Se qualcuno pensasse di gustarsi una retrospettiva dei film di Woody Allen, sappia che quest’ultimo uscito è il film nr.48 del regista di New York. Una vera maratona filmica la sua produzione che, condensata in 51 anni della vita di Woody, fanno quasi un film all’anno, media da primato. Qua e là, nelle critiche che lo riguardano, si vocifera che questa sua effervescenza produttiva sia un trucco, un’escamotage che il regista usa per non pensare alla vita, per tenere alla larga la nevrosi e per scongiurare il fatale approssimarsi della morte, cosa di cui si è sempre dichiarato contrario. Ma per quanto il lavoro esorcizzi i fantasmi di Allen, questi riaffiorano nei suoi personaggi, richiamati nei toni della commedia, del dramma o della tragedia.
Il materiale umano, utilizzato da Allen, è variegato nei movimentati sali e scendi della vita ben simboleggiati dalla ruota del luna park di Coney Island, elemento spettacolo e sfondo scenico del film. La protagonista della storia è Ginny, impersonata dalla fascinosa Kate Winslet, ultima icona del cinema arruolata da Allen, che fa la cameriera in un bar e sogna una vita più appagante di quella che condivide con il marito Humpty, ex ubriacone. Lei ha, come frutto di un legame precedente, un ragazzino piromane mentre l’attuale marito ha una figlia adulta di primo letto che non vede da anni, sposata a un malavitoso. Per evadere dal quotidiano Ginny intreccia una relazione con il bagnino della spiaggia sotto casa il quale finisce poi di invaghirsi di Carolina, la figlia rediviva di Humpty, avviando la storia verso l’epilogo infausto in cui di solito conduce il tarlo rovinoso della gelosia. Come spesso succede nei film di Allen, i suoi soggetti, forse campionari globali di una comune allergia, non sopportano la normalità e, coltivando malcelate ambizioni, sognano un futuro di successo nel campo della scrittura o del cinema o di chissà cosa. Così sognando una vita diversa ed esemplare tutti mancano quell’unica che hanno a disposizione, finendo di assaporare controvoglia il gusto amaro del fallimento, termine che in America si usa sempre al netto di ogni indugio.
Il film di Allen è dunque un carosello di esistenze rappresentative di quegli uomini comuni che cadono ostaggio di sogni prevalentemente fasulli. Vittorio Storaro, il direttore della fotografia, alla seconda collaborazione con Allen dopo Cafè Society, esalta la ripresa con la maestria della sua fotografia.

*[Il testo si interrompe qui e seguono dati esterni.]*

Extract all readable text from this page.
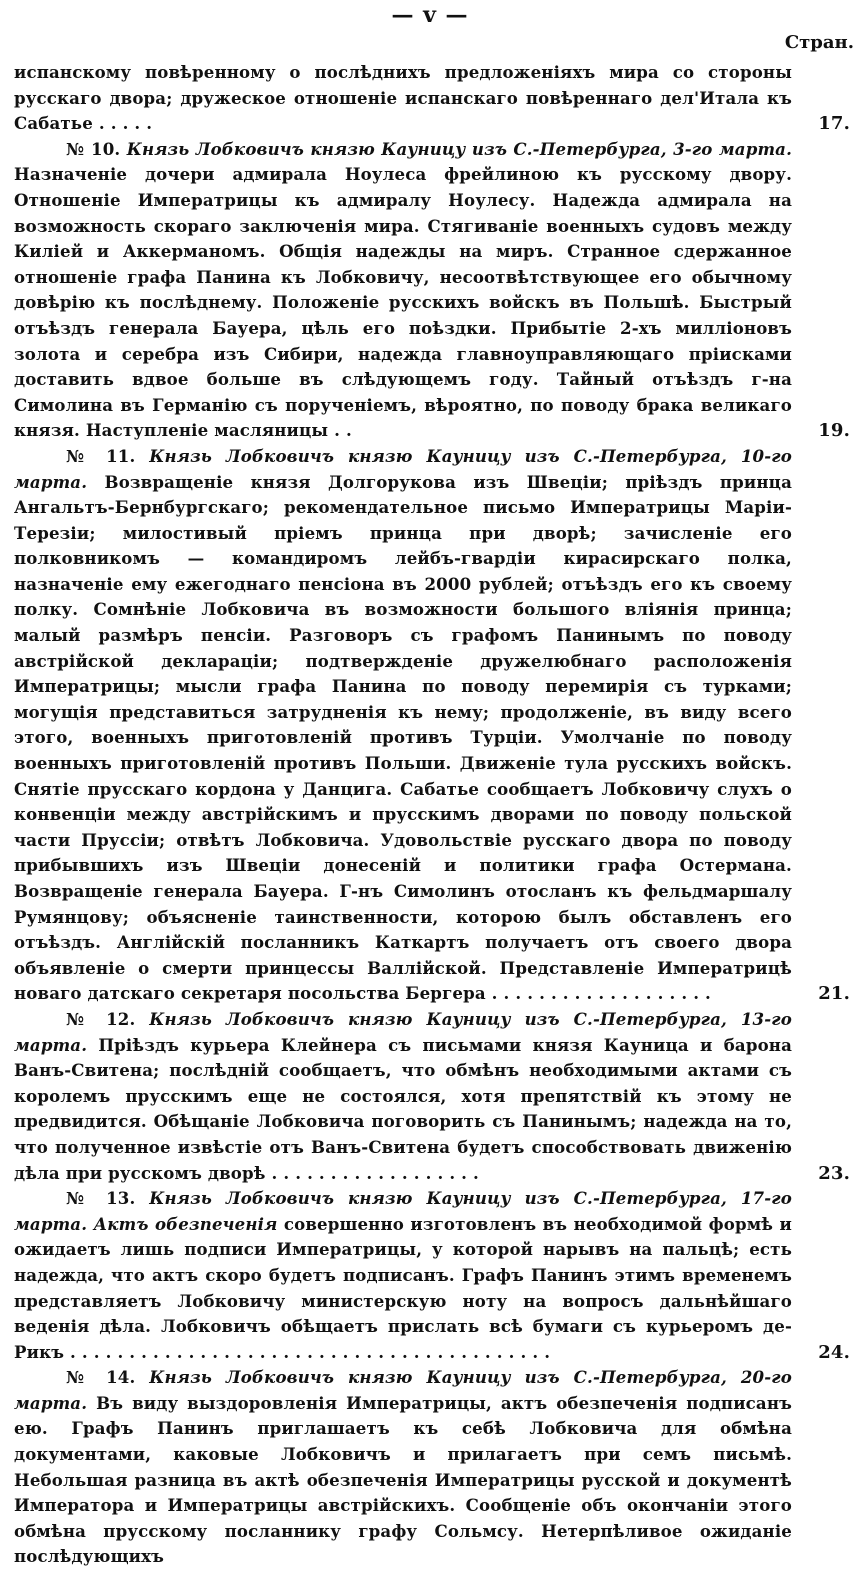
— v —
Стран.

испанскому повѣренному о послѣднихъ предложеніяхъ мира со стороны русскаго двора; дружеское отношеніе испанскаго повѣреннаго дел'Итала къ Сабатье . . . . .	17.

№ 10. Князь Лобковичъ князю Кауницу изъ С.-Петербурга, 3-го марта. Назначеніе дочери адмирала Ноулеса фрейлиною къ русскому двору. Отношеніе Императрицы къ адмиралу Ноулесу. Надежда адмирала на возможность скораго заключенія мира. Стягиваніе военныхъ судовъ между Киліей и Аккерманомъ. Общія надежды на миръ. Странное сдержанное отношеніе графа Панина къ Лобковичу, несоотвѣтствующее его обычному довѣрію къ послѣднему. Положеніе русскихъ войскъ въ Польшѣ. Быстрый отъѣздъ генерала Бауера, цѣль его поѣздки. Прибытіе 2-хъ милліоновъ золота и серебра изъ Сибири, надежда главноуправляющаго пріисками доставить вдвое больше въ слѣдующемъ году. Тайный отъѣздъ г-на Симолина въ Германію съ порученіемъ, вѣроятно, по поводу брака великаго князя. Наступленіе масляницы . .	19.

№ 11. Князь Лобковичъ князю Кауницу изъ С.-Петербурга, 10-го марта. Возвращеніе князя Долгорукова изъ Швеціи; пріѣздъ принца Ангальтъ-Бернбургскаго; рекомендательное письмо Императрицы Маріи-Терезіи; милостивый пріемъ принца при дворѣ; зачисленіе его полковникомъ — командиромъ лейбъ-гвардіи кирасирскаго полка, назначеніе ему ежегоднаго пенсіона въ 2000 рублей; отъѣздъ его къ своему полку. Сомнѣніе Лобковича въ возможности большого вліянія принца; малый размѣръ пенсіи. Разговоръ съ графомъ Панинымъ по поводу австрійской декларацiи; подтвержденіе дружелюбнаго расположенія Императрицы; мысли графа Панина по поводу перемирія съ турками; могущія представиться затрудненія къ нему; продолженіе, въ виду всего этого, военныхъ приготовленій противъ Турціи. Умолчаніе по поводу военныхъ приготовленій противъ Польши. Движеніе тула русскихъ войскъ. Снятіе прусскаго кордона у Данцига. Сабатье сообщаетъ Лобковичу слухъ о конвенціи между австрійскимъ и прусскимъ дворами по поводу польской части Пруссіи; отвѣтъ Лобковича. Удовольствіе русскаго двора по поводу прибывшихъ изъ Швеціи донесеній и политики графа Остермана. Возвращеніе генерала Бауера. Г-нъ Симолинъ отосланъ къ фельдмаршалу Румянцову; объясненіе таинственности, которою былъ обставленъ его отъѣздъ. Англійскій посланникъ Каткартъ получаетъ отъ своего двора объявленіе о смерти принцессы Валлійской. Представленіе Императрицѣ новаго датскаго секретаря посольства Бергера . . . . . . . . . . . . . . . . . . .	21.

№ 12. Князь Лобковичъ князю Кауницу изъ С.-Петербурга, 13-го марта. Пріѣздъ курьера Клейнера съ письмами князя Кауница и барона Ванъ-Свитена; послѣдній сообщаетъ, что обмѣнъ необходимыми актами съ королемъ прусскимъ еще не состоялся, хотя препятствій къ этому не предвидится. Обѣщаніе Лобковича поговорить съ Панинымъ; надежда на то, что полученное извѣстіе отъ Ванъ-Свитена будетъ способствовать движенію дѣла при русскомъ дворѣ . . . . . . . . . . . . . . . . . .	23.

№ 13. Князь Лобковичъ князю Кауницу изъ С.-Петербурга, 17-го марта. Актъ обезпеченія совершенно изготовленъ въ необходимой формѣ и ожидаетъ лишь подписи Императрицы, у которой нарывъ на пальцѣ; есть надежда, что актъ скоро будетъ подписанъ. Графъ Панинъ этимъ временемъ представляетъ Лобковичу министерскую ноту на вопросъ дальнѣйшаго веденія дѣла. Лобковичъ обѣщаетъ прислать всѣ бумаги съ курьеромъ де-Рикъ . . . . . . . . . . . . . . . . . . . . . . . . . . . . . . . . . . . . . . . . .	24.

№ 14. Князь Лобковичъ князю Кауницу изъ С.-Петербурга, 20-го марта. Въ виду выздоровленія Императрицы, актъ обезпеченія подписанъ ею. Графъ Панинъ приглашаетъ къ себѣ Лобковича для обмѣна документами, каковые Лобковичъ и прилагаетъ при семъ письмѣ. Небольшая разница въ актѣ обезпеченія Императрицы русской и документѣ Императора и Императрицы австрійскихъ. Сообщеніе объ окончаніи этого обмѣна прусскому посланнику графу Сольмсу. Нетерпѣливое ожиданіе послѣдующихъ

C’è nel film tutta quella fisiologia della luce, definizione da lui stesso adottata, che dipinge ogni inquadratura. E’ uno spettacolo nello spettacolo. La luce ubbidisce a Storaro che, come un Caravaggio del cinema, la fa scendere sugli ambienti di atmosfera anni 50, in cui il film è collocato, e sui personaggi che trascolorano dalle tinte calde a quelle fredde, così sottolineando anche i loro caratteri e stati d’animo. La storia è probabilmente ispirata ai classici teatrali di Eugene O’Neil che io non conoscevo e che adesso, grazie ad Allen, so chi è. A 82 anni Woody Allen firma un’altra opera di valore, attento a non ripetersi, pur affrontando i temi di sempre. Quando al cinema di fine anno compare un suo lavoro, per me il regalo di Natale è assicurato.